Eased Sanctions: Delayed Surge in Tanker Callings

Despite the lifting of US sanctions in October, a surge in tanker activity took longer than anticipated, with a noticeable delay observed until mid-December. However, data from the Sea platform reveals that from then on, the increase in callings was substantial, with activity peaking in early March 2024 having a significant impact on Venezuelan port operations.

Impact of Venezuela sanctions on its shipping industry - calling count

Some ports experienced a remarkable 478% increase in year-on-year calling, and this surge was particularly prominent for larger tankers in particular VLCCs, seeing callings surpass levels not observed since April 2022.

Impact of Venezuela sanctions on its shipping industry - tankers callings
October to April Tankers callings at Venezuelan Ports compared to the same period prior year

Venezuela sanctions impact on congestion and waiting times – operational challenges

Impact of Venezuela sanctions on its shipping industry - vessel in port and anchorage

This influx of vessels led to record-breaking congestion levels in Venezuelan ports, with the highest number of tankers present since 2020, with average waiting times for VLCCs peaking at 40 days.

Impact of Venezuela sanctions on its shipping industry - days spent in port

While berthing operations did not observe the same rises, vessels often faced prolonged periods at anchorage awaiting cargo, highlighting the logistical hurdles inherent in fluctuating trade conditions.

Furthermore, reports show PDVSA oil exports increased averaging approximately 600,000 barrels per day with a peak of 750,000 bpd in March 2024, production levels remained below pre-sanction peaks, falling short of the PDVSA target of 1.17 million set in 2023. This suggests that despite strong targets, they have not been able to ramp up production as much as expected to take advantage of the break in sanctions.
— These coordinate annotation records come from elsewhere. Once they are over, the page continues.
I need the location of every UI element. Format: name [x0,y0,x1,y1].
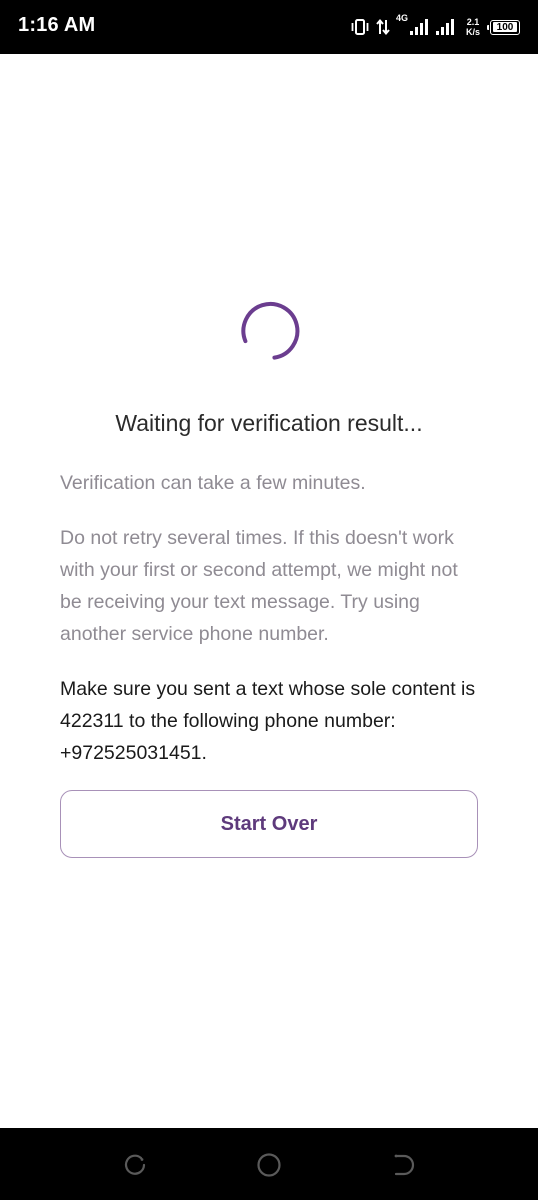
recents-icon[interactable] [120,1150,150,1180]
battery-icon: 100 [487,19,520,35]
navigation-bar [0,1128,538,1200]
speed-value: 2.1 [466,17,480,27]
home-icon[interactable] [254,1150,284,1180]
loading-spinner-icon [240,301,300,361]
back-icon[interactable] [388,1150,418,1180]
status-time: 1:16 AM [18,14,96,36]
info-time-text: Verification can take a few minutes. [60,472,366,494]
start-over-button[interactable]: Start Over [60,790,478,858]
page-title: Waiting for verification result... [115,410,423,436]
status-bar: 1:16 AM 4G 2.1 K/s 100 [0,0,538,54]
info-retry-text: Do not retry several times. If this does… [60,527,458,645]
speed-unit: K/s [465,27,480,37]
vibrate-icon [350,18,370,36]
battery-cap [487,24,489,30]
signal-icon [409,18,458,36]
status-icons: 4G 2.1 K/s 100 [350,13,520,41]
battery-level: 100 [496,21,514,33]
data-transfer-icon [376,18,390,36]
network-type: 4G [395,13,408,23]
instruction-text: Make sure you sent a text whose sole con… [60,678,476,764]
network-speed: 2.1 K/s [466,17,480,37]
This gap in their targets may also account for the long waiting times with production unable to keep up with the vessels arriving.
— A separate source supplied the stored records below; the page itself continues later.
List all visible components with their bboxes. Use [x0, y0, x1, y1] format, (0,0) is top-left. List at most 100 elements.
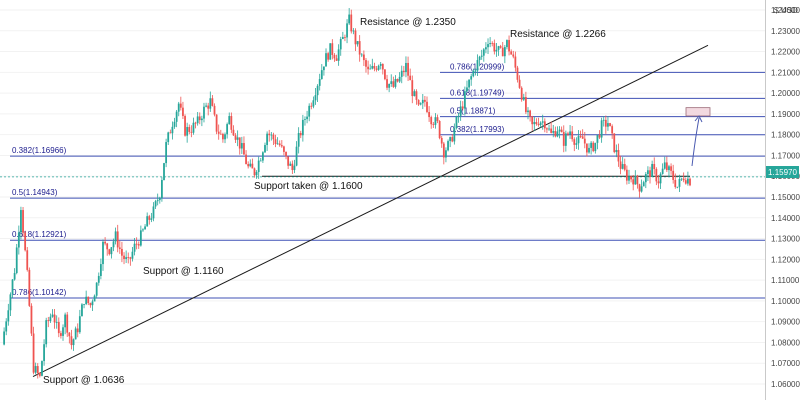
- candle-body: [615, 149, 618, 153]
- candle-body: [621, 164, 624, 169]
- target-zone-box: [685, 107, 711, 117]
- candle-body: [15, 247, 18, 274]
- candle-body: [438, 120, 441, 138]
- price-tick: 1.15000: [771, 193, 800, 202]
- candle-body: [205, 105, 207, 107]
- candle-body: [682, 178, 685, 181]
- candle-body: [436, 117, 439, 121]
- candle-body: [474, 70, 477, 72]
- candle-body: [432, 124, 435, 126]
- price-tick: 1.20000: [771, 89, 800, 98]
- candle-body: [636, 176, 639, 185]
- candle-body: [320, 70, 323, 80]
- candle-body: [478, 56, 481, 61]
- candle-body: [392, 81, 395, 87]
- candle-body: [586, 143, 588, 153]
- candle-body: [312, 100, 315, 107]
- candle-body: [257, 160, 260, 173]
- candle-body: [575, 143, 578, 145]
- candle-body: [680, 178, 683, 180]
- candle-body: [70, 336, 73, 346]
- candle-body: [228, 116, 231, 125]
- candle-body: [689, 178, 691, 186]
- candle-body: [55, 322, 58, 323]
- price-tick: 1.07000: [771, 359, 800, 368]
- candle-body: [564, 133, 567, 146]
- candle-body: [85, 296, 88, 305]
- candle-body: [211, 98, 214, 106]
- candle-body: [628, 176, 630, 181]
- candle-body: [632, 179, 635, 185]
- candle-body: [348, 14, 351, 24]
- currency-icon: $: [774, 6, 779, 15]
- candle-body: [562, 132, 565, 146]
- candle-body: [7, 310, 10, 322]
- candle-body: [331, 43, 334, 55]
- candle-body: [243, 143, 245, 155]
- price-tick: 1.08000: [771, 338, 800, 347]
- candle-body: [177, 103, 180, 112]
- candle-body: [539, 122, 542, 126]
- candle-body: [527, 110, 529, 113]
- candle-body: [148, 216, 151, 220]
- candle-body: [411, 80, 414, 97]
- candle-body: [506, 40, 508, 48]
- candle-body: [93, 295, 96, 302]
- candle-body: [62, 327, 64, 336]
- candle-body: [402, 70, 405, 73]
- candle-body: [463, 91, 466, 109]
- candle-body: [405, 62, 407, 73]
- candle-body: [341, 37, 344, 40]
- price-tick: 1.23000: [771, 27, 800, 36]
- candle-body: [447, 141, 449, 151]
- candle-body: [127, 257, 130, 258]
- candle-body: [567, 133, 569, 135]
- candle-body: [121, 248, 123, 256]
- candle-body: [135, 243, 138, 245]
- candle-body: [213, 105, 216, 115]
- candle-body: [222, 133, 224, 140]
- candle-body: [32, 333, 35, 373]
- candle-body: [472, 70, 475, 77]
- candle-body: [38, 373, 41, 376]
- candle-body: [259, 160, 262, 162]
- chart-annotation: Resistance @ 1.2266: [510, 29, 606, 40]
- candle-body: [68, 332, 71, 337]
- candle-body: [510, 51, 513, 55]
- candle-body: [533, 122, 536, 125]
- candle-body: [139, 230, 142, 246]
- candle-body: [158, 198, 161, 201]
- candle-body: [487, 44, 489, 48]
- price-tick: 1.13000: [771, 235, 800, 244]
- candle-body: [270, 134, 273, 136]
- candle-body: [659, 173, 662, 184]
- candle-body: [34, 366, 37, 373]
- candle-body: [398, 76, 401, 82]
- candle-body: [369, 68, 372, 70]
- candle-body: [26, 250, 29, 270]
- candle-body: [198, 116, 201, 121]
- candle-body: [154, 201, 157, 207]
- candle-body: [301, 119, 304, 136]
- candle-body: [215, 114, 218, 132]
- candle-body: [203, 106, 205, 119]
- price-chart: 0.786(1.10142)0.618(1.12921)0.5(1.14943)…: [0, 0, 800, 400]
- candle-body: [325, 53, 327, 67]
- candle-body: [346, 23, 348, 38]
- candle-body: [569, 131, 571, 135]
- candle-body: [190, 131, 193, 133]
- candle-body: [613, 133, 616, 153]
- candle-body: [537, 124, 540, 126]
- candle-body: [491, 43, 494, 44]
- candle-body: [264, 145, 266, 153]
- candle-body: [512, 54, 515, 57]
- candle-body: [261, 152, 264, 161]
- candle-body: [226, 124, 229, 135]
- candle-body: [579, 136, 582, 137]
- candle-body: [112, 241, 115, 248]
- candle-body: [442, 143, 445, 158]
- candle-body: [289, 163, 292, 166]
- candle-body: [247, 164, 250, 167]
- candle-body: [686, 178, 689, 184]
- candle-body: [684, 180, 687, 184]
Reimposed Sanctions: Activity Shrinks

With the reintroduction of Venezuela sanctions, vessel activity in the region is currently experiencing a decline. As a result, companies may be likely to be hesitant to engage in trade with Venezuela due to compliance risks, potentially restricting trade partners in the region.
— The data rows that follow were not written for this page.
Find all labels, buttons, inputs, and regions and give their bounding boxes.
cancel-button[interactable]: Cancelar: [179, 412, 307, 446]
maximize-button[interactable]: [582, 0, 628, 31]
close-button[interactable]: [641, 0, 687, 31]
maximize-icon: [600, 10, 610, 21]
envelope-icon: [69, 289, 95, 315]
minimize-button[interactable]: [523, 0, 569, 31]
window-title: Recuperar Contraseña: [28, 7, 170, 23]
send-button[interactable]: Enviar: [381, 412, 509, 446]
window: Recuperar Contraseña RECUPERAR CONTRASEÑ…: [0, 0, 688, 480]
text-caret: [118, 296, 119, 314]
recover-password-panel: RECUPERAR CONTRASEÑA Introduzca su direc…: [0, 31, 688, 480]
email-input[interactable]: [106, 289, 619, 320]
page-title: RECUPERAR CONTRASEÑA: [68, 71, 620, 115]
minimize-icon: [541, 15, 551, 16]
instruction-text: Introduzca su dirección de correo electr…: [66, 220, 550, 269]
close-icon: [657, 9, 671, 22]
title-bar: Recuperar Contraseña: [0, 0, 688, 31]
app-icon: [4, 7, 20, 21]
In conclusion, the analytics provided by the Sea platform offer a clearer understanding of the dynamics influencing Venezuela’s shipping industry. By tracking trends in tanker activity, port operations, and waiting times, these insights provide practical guidance for navigating international trade complexities. This data-driven approach equips industry stakeholders to adjust strategies effectively, promoting resilience and informed decision-making within the maritime sector.